The crucial support is placed at 14,447 where a rebound could be seen.

“Going forward, the 50-DMA of Nifty50 which works to 14,447 could be a crucial support after which the next big support level could be the 13,600,” he said.

The market will react to positive GDP data for the December quarter on Monday which will also be the beginning of the last month of the current fiscal year. Additionally, auto sales numbers and manufacturing PMI & services PMI would also be the key microdata numbers to watch out for.

“Going ahead, the rising bond yields will continue to remain a key concern for equity markets worldwide. Although the recent statements by US Fed have been comforting,” Ajit Mishra, VP – Research, Religare Broking Ltd told Moneycontrol.

“On the domestic front, key data like auto sales numbers and manufacturing PMI & services PMI would also be on the radar. Indications are in the favour of further decline in the index and Nifty has next support at 14,400 and 14,200 zone. We thus advise using rebound to create short positions and prefer index majors over others,” he said.

Impact of GDP Data:

The Nifty50 fell more than 3 percent for the week ended February 26 and closed below 14,600-14,550 levels. The index may see some more knee-jerk reaction on Monday following a weak GDP outlook.

The Q3 GDP growth of 0.4 percent is positive but short of most analyst estimates which were in the range of 1.4-2 percent. The GVA growth of 1 percent was slightly ahead of estimates.

While construction growth has pleasantly surprised, the growth of private final consumption, govt final consumption, and industry disappointed.

“The informal sector of India, which accounts for a large portion of the GVA, still does not seem to have come out of pain but the recent government measures may play a role in alleviating some of their problems,” Dhiraj Relli, MD & CEO, HDFC Securities told Moneycontrol.

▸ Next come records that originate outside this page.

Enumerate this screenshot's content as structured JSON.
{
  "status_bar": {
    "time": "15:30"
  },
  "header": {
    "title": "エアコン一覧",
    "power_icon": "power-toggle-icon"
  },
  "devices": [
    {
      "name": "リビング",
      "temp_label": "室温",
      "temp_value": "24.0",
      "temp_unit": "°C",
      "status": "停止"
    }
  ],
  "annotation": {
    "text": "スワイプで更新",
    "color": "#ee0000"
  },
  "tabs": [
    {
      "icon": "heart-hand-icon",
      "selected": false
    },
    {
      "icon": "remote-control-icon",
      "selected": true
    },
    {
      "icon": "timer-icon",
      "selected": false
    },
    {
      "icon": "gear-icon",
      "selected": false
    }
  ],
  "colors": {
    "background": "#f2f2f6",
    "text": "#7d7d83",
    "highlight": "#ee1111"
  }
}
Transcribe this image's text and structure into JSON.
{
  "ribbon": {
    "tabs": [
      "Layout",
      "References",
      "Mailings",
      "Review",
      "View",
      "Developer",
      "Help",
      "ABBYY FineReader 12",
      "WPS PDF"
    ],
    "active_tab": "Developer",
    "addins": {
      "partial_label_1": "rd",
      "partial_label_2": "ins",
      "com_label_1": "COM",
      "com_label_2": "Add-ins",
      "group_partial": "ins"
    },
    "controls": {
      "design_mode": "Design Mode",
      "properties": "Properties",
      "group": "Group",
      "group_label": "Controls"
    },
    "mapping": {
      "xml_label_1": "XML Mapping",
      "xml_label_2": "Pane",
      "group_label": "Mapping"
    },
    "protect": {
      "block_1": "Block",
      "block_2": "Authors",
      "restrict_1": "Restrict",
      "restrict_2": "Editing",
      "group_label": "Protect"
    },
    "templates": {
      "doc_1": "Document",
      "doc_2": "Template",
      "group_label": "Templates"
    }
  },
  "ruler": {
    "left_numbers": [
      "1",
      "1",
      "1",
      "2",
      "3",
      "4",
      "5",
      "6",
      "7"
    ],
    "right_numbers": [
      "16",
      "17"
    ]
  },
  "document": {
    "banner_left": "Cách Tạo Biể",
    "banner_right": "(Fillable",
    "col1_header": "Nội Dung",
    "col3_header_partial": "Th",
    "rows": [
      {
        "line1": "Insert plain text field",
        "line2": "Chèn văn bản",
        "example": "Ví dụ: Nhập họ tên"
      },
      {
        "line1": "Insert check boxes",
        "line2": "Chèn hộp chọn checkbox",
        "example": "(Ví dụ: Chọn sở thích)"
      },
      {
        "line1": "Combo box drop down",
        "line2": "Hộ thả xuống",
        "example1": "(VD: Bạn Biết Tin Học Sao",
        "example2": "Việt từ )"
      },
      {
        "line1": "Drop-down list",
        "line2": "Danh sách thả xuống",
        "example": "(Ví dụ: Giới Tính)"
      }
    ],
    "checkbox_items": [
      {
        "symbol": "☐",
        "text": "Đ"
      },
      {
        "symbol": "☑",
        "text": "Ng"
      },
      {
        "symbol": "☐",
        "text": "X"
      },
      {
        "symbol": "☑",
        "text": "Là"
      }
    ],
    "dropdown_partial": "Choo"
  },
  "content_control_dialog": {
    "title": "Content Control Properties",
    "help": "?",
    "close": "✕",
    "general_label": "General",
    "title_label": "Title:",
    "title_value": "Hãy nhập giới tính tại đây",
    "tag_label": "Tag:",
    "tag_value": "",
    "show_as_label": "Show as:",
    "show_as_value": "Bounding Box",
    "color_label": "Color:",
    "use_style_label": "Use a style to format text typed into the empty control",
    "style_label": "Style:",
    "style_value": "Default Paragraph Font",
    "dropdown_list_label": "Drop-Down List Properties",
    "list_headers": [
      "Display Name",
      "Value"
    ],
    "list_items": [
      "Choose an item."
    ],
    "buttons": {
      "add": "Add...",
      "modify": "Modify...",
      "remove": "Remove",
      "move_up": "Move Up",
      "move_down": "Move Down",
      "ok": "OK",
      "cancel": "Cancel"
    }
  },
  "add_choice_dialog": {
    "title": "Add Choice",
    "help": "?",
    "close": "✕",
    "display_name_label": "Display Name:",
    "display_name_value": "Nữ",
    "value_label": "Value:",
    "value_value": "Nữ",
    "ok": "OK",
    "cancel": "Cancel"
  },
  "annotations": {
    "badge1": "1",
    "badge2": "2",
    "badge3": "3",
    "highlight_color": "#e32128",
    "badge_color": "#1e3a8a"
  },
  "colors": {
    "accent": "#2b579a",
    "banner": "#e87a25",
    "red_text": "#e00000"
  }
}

“The downward revision of FY21 GDP in the second advance estimates to 8 percent is also a bit disappointing. The equity markets may be a tad disappointed with these data points but the mood at this point is anyway sombre,” he said.

Technical View:

The Nifty50 which closed below its crucial support at 14,550 levels for the week ended February 26 made a bearish candle for the second consecutive week but on a monthly basis, the index formed a bullish candle.

On the daily chart, the Nifty/Sensex hit a low and closed below the lowest level of the previous week. A sharp jump in the 10-year bond yields (US) has turned the sentiment negative. It touched a high of 1.55 during the week, despite a positive comment from the US Fed chief.

Experts are of the view that for the next few weeks, the market trend would depend on the long-term bond yield trend, which should be on the watch list. Banking stocks will be in focus in the coming week as well. The Nifty Bank suffered its biggest loss in the past six months.

“The market has established a series of ‘lower top and lower bottom’ that would be negative for the medium-term trend of the market,” Shrikant Chouhan, Executive Vice President, Equity Technical Research at Kotak Securities told Moneycontrol.

“The Nifty/Sensex would find support at 14,300/48,000 for the coming week. If the market falls to 14,300-14,350/48200 without meaningful bounce, then it would be a buying opportunity for short-term/medium-term traders/investors,” he said.